Ada beberapa yang terbatuk-batuk, ada juga yang mengibas-ngibaskan tangan kanan di depan wajahnya tanda alergi terhadap asap rokok. Para perokok itu seolah tidak punya mata. Mulut keruhnya seperti kereta. Asap terus mengepul dari tiap celahnya. Tebal. Semakin menebal asapnya.
Lumbung terlihat sedang asik dengan secangkir kopi yang ada di depannya. Ia duduk sendiri di kursi paling sepi. Wajahnya kalem. Dari gerak tubuhnya, lelaki itu tak suka dengan keramaian. Introfet. Parah. Tak ada obat.
Kun menangkapnya basah. Di belakangnya, ada Aven. Ia menyemangati Kun menangkap buruannya. Tangan beradu genggam. Genggaman Kun yang lebih besar menelan habis genggaman Lumbung. Diusul Aven penuh semangat.

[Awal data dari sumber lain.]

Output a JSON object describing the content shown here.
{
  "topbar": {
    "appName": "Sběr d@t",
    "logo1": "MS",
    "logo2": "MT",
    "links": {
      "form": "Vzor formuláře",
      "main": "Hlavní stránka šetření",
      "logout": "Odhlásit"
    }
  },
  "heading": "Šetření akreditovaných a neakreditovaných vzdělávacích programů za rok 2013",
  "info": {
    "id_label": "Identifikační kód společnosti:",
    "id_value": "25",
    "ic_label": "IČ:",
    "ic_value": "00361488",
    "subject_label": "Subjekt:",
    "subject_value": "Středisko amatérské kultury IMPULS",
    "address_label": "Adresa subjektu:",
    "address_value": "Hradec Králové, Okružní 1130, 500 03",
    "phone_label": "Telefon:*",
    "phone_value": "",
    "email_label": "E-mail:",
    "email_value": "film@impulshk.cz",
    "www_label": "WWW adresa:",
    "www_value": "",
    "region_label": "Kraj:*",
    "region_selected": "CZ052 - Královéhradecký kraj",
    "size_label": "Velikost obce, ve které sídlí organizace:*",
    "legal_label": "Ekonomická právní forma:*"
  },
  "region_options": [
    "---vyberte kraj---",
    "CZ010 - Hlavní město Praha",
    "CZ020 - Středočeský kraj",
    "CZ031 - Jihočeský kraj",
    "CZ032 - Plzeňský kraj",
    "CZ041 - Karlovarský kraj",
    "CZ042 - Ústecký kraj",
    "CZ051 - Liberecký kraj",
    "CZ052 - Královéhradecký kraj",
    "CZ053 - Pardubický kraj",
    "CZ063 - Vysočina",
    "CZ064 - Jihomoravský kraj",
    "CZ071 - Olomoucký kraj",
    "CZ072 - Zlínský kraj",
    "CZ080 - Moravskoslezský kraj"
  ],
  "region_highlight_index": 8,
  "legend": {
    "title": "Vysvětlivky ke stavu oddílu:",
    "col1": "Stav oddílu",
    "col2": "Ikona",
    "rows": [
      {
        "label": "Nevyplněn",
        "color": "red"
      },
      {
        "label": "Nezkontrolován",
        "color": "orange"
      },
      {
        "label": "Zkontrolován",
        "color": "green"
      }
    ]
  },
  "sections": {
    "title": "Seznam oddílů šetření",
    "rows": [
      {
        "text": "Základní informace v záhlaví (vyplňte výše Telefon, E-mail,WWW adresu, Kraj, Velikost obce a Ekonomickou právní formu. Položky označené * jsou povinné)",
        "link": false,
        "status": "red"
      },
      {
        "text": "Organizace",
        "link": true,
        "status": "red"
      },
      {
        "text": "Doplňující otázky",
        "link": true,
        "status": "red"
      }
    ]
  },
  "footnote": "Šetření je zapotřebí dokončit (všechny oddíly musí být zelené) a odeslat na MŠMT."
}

Lumbung sekarang tahu, manusia tambun di sebelahnya bernama Kun. Dan juga, Aven memperkenalkan namanya. Mereka duduk di meja yang sama. Pesanan yang sama: Kopi hitam!
Persahaban telah terjalin. Aven menyebutnya sebagai tiga serangkai yang jaring-jaring persahabatannya terekat kuat dalam aroma kopi. Penuh keajaiban. Sakti. Tidak akan tumbang dalam waktu yang lama. Hahaha. Kun terus mendesiskan tawa.